PIV analysis of the near wake behind a statically pitched horizontal axis wind turbine

The near wake regions behind wind turbines are not well understood, and their complexity has been at the center of many theoretical and experimental studies. Floating offshore wind turbines are a novel adaptation of traditional wind farms, proving difficult to experimentally model due to the unpredictability of ocean movement and the validity of turbine model scaling. Stereo particle image velocimetry (PIV) experiments were conducted to characterize the near wake of a model turbine in various static pitched positions. The model turbine has a diameter of D = 0.4m and was placed in a wind tunnel at 3 streamwise locations to capture a composite image of the near wake. The wind turbine was angled at 𝛼 = 5°, 0°, and -5° and PIV data was synchronized with the blade position. Experiments were conducted at a Reynolds number of Re =1x10⁵ and a tip speed ratio (TSR) of 5.54 - corresponding to the maximum power output for this particular turbine. Phase-averaged velocity fields were computed to characterize the downstream development of the wake behind the turbine, and to compare and contrast the effects of the pitch angle of the turbine.
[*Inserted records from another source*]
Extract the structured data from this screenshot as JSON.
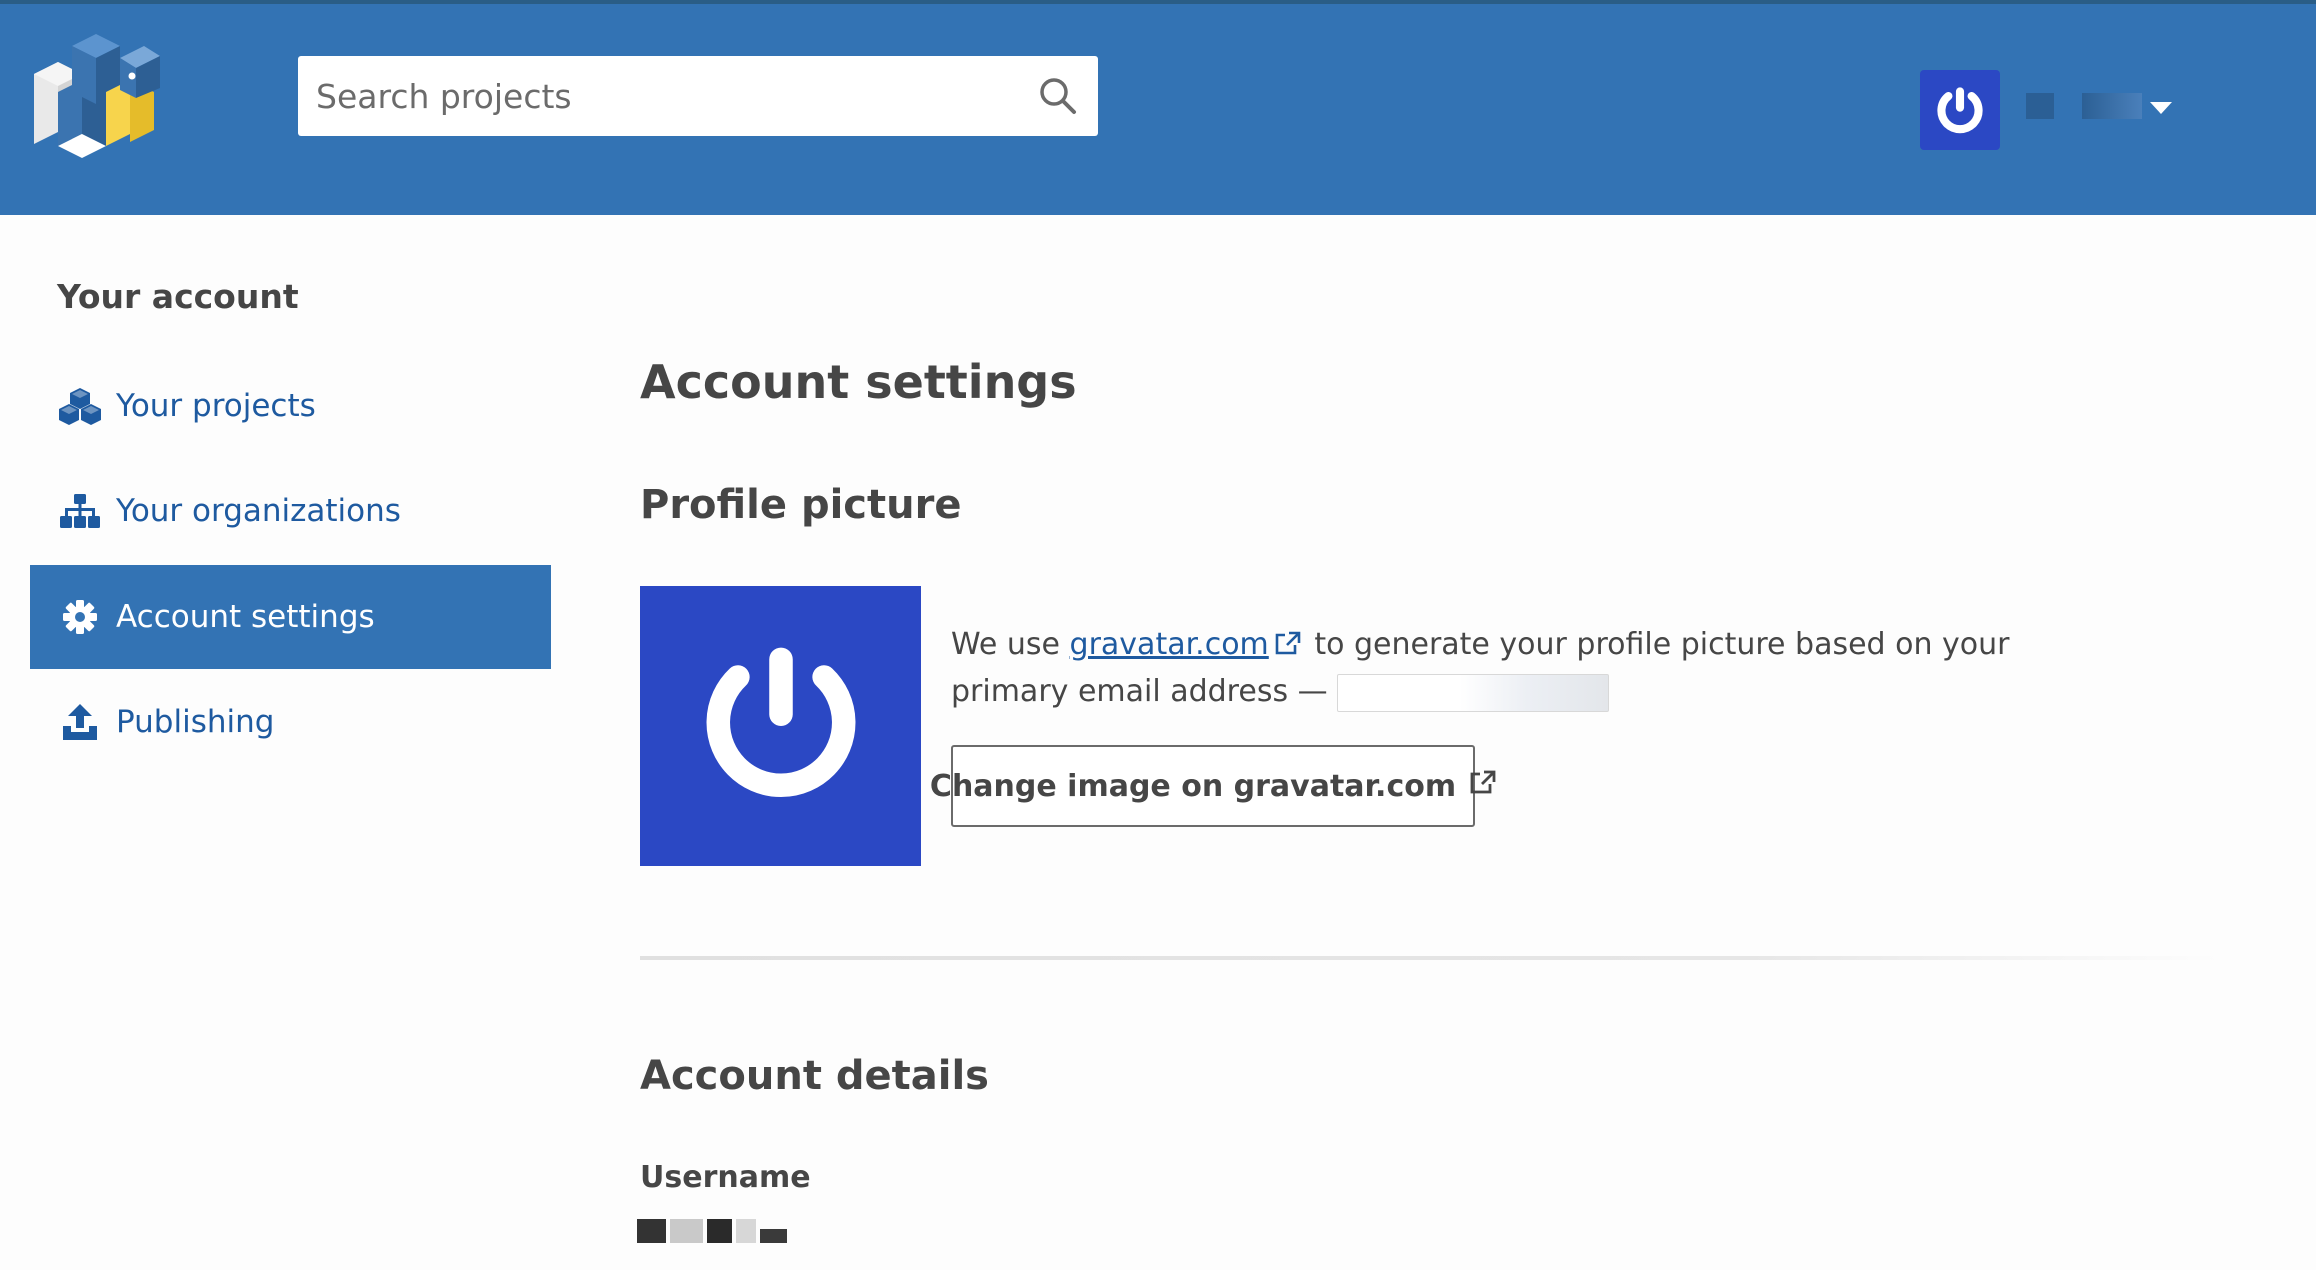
{
  "header": {
    "search": {
      "placeholder": "Search projects"
    },
    "user": {
      "name_visible": false
    }
  },
  "sidebar": {
    "title": "Your account",
    "items": [
      {
        "label": "Your projects",
        "icon": "cubes-icon",
        "active": false
      },
      {
        "label": "Your organizations",
        "icon": "sitemap-icon",
        "active": false
      },
      {
        "label": "Account settings",
        "icon": "gear-icon",
        "active": true
      },
      {
        "label": "Publishing",
        "icon": "upload-icon",
        "active": false
      }
    ]
  },
  "main": {
    "title": "Account settings",
    "profile": {
      "heading": "Profile picture",
      "text_before_link": "We use ",
      "link_label": "gravatar.com",
      "text_after_link": " to generate your profile picture based on your primary email address — ",
      "change_button": "Change image on gravatar.com"
    },
    "details": {
      "heading": "Account details",
      "username_label": "Username"
    }
  },
  "colors": {
    "header": "#3373b4",
    "link": "#1e5aa0",
    "avatar": "#2b48c4",
    "logo_blue": "#3b74b0",
    "logo_yellow": "#f7d44c"
  }
}
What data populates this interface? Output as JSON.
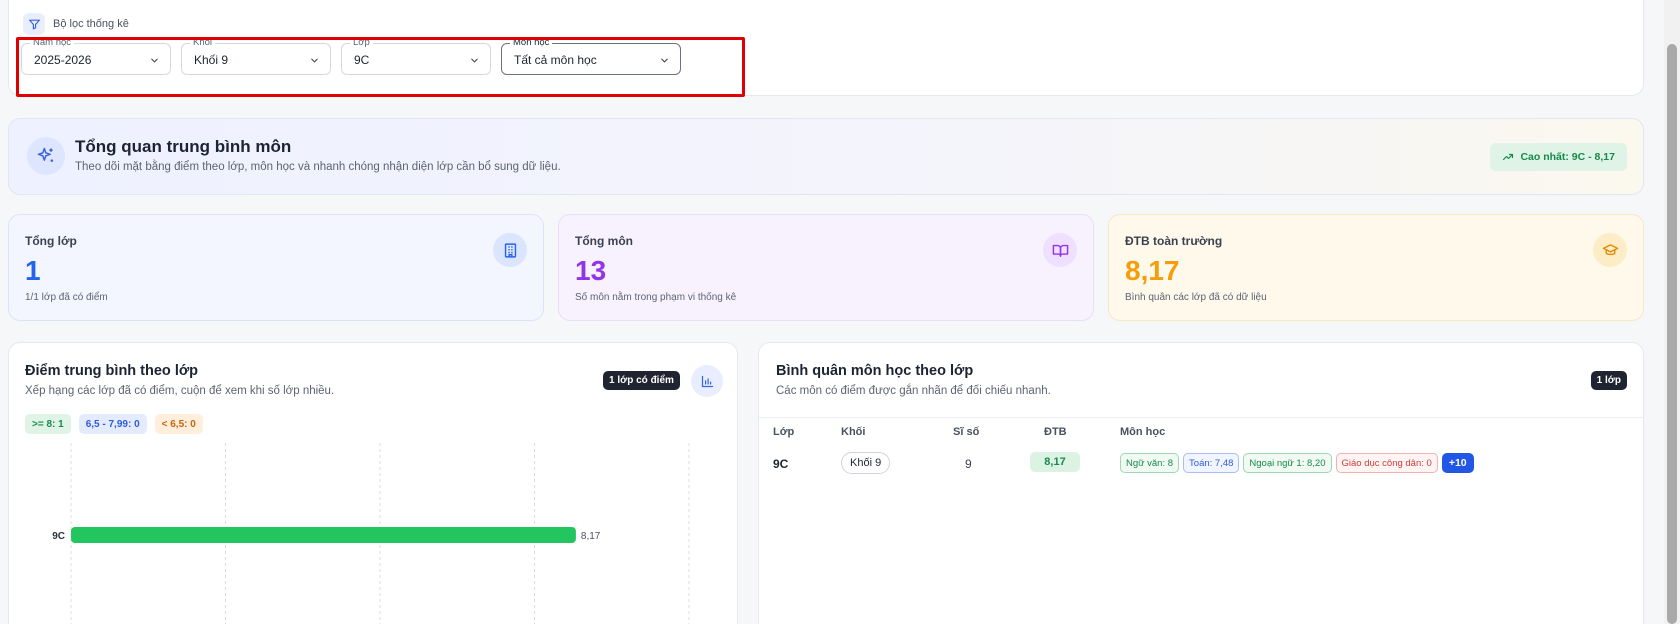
{
  "filter": {
    "title": "Bộ lọc thống kê",
    "selects": [
      {
        "label": "Năm học",
        "value": "2025-2026"
      },
      {
        "label": "Khối",
        "value": "Khối 9"
      },
      {
        "label": "Lớp",
        "value": "9C"
      },
      {
        "label": "Môn học",
        "value": "Tất cả môn học"
      }
    ]
  },
  "overview": {
    "title": "Tổng quan trung bình môn",
    "subtitle": "Theo dõi mặt bằng điểm theo lớp, môn học và nhanh chóng nhận diện lớp cần bổ sung dữ liệu.",
    "highlight": "Cao nhất: 9C - 8,17"
  },
  "stats": [
    {
      "label": "Tổng lớp",
      "value": "1",
      "note": "1/1 lớp đã có điểm",
      "color": "#2563eb",
      "icon": "building-icon"
    },
    {
      "label": "Tổng môn",
      "value": "13",
      "note": "Số môn nằm trong phạm vi thống kê",
      "color": "#9333ea",
      "icon": "book-icon"
    },
    {
      "label": "ĐTB toàn trường",
      "value": "8,17",
      "note": "Bình quân các lớp đã có dữ liệu",
      "color": "#f59e0b",
      "icon": "graduation-cap-icon"
    }
  ],
  "class_chart": {
    "title": "Điểm trung bình theo lớp",
    "subtitle": "Xếp hạng các lớp đã có điểm, cuộn để xem khi số lớp nhiều.",
    "badge": "1 lớp có điểm",
    "legend": [
      {
        "text": ">= 8: 1",
        "color": "#22c55e"
      },
      {
        "text": "6,5 - 7,99: 0",
        "color": "#3b82f6"
      },
      {
        "text": "< 6,5: 0",
        "color": "#f97316"
      }
    ]
  },
  "chart_data": {
    "type": "bar",
    "orientation": "horizontal",
    "categories": [
      "9C"
    ],
    "values": [
      8.17
    ],
    "value_labels": [
      "8,17"
    ],
    "bar_color": "#22c55e",
    "xlim": [
      0,
      10
    ],
    "grid": true
  },
  "subject_table": {
    "title": "Bình quân môn học theo lớp",
    "subtitle": "Các môn có điểm được gắn nhãn để đối chiếu nhanh.",
    "badge": "1 lớp",
    "columns": [
      "Lớp",
      "Khối",
      "Sĩ số",
      "ĐTB",
      "Môn học"
    ],
    "rows": [
      {
        "class": "9C",
        "grade": "Khối 9",
        "size": "9",
        "avg": "8,17",
        "subjects": [
          {
            "text": "Ngữ văn: 8",
            "tone": "green"
          },
          {
            "text": "Toán: 7,48",
            "tone": "blue"
          },
          {
            "text": "Ngoại ngữ 1: 8,20",
            "tone": "green"
          },
          {
            "text": "Giáo dục công dân: 0",
            "tone": "red"
          }
        ],
        "more": "+10"
      }
    ]
  }
}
We observe the formation of helical tip vortices as well as vortex sheets shed in the wake along the length of the rotor blades. The tip vortex trajectory trended upwards when the turbine was pitched back, 𝛼 = -5°, and downwards when the turbine was pitched forward, 𝛼 = 5°. The vortex sheets shed from the trailing edge of the blades deformed as they progressed downstream until they were angled ~ 45° relative to their starting position at 1.25D downstream from the turbine.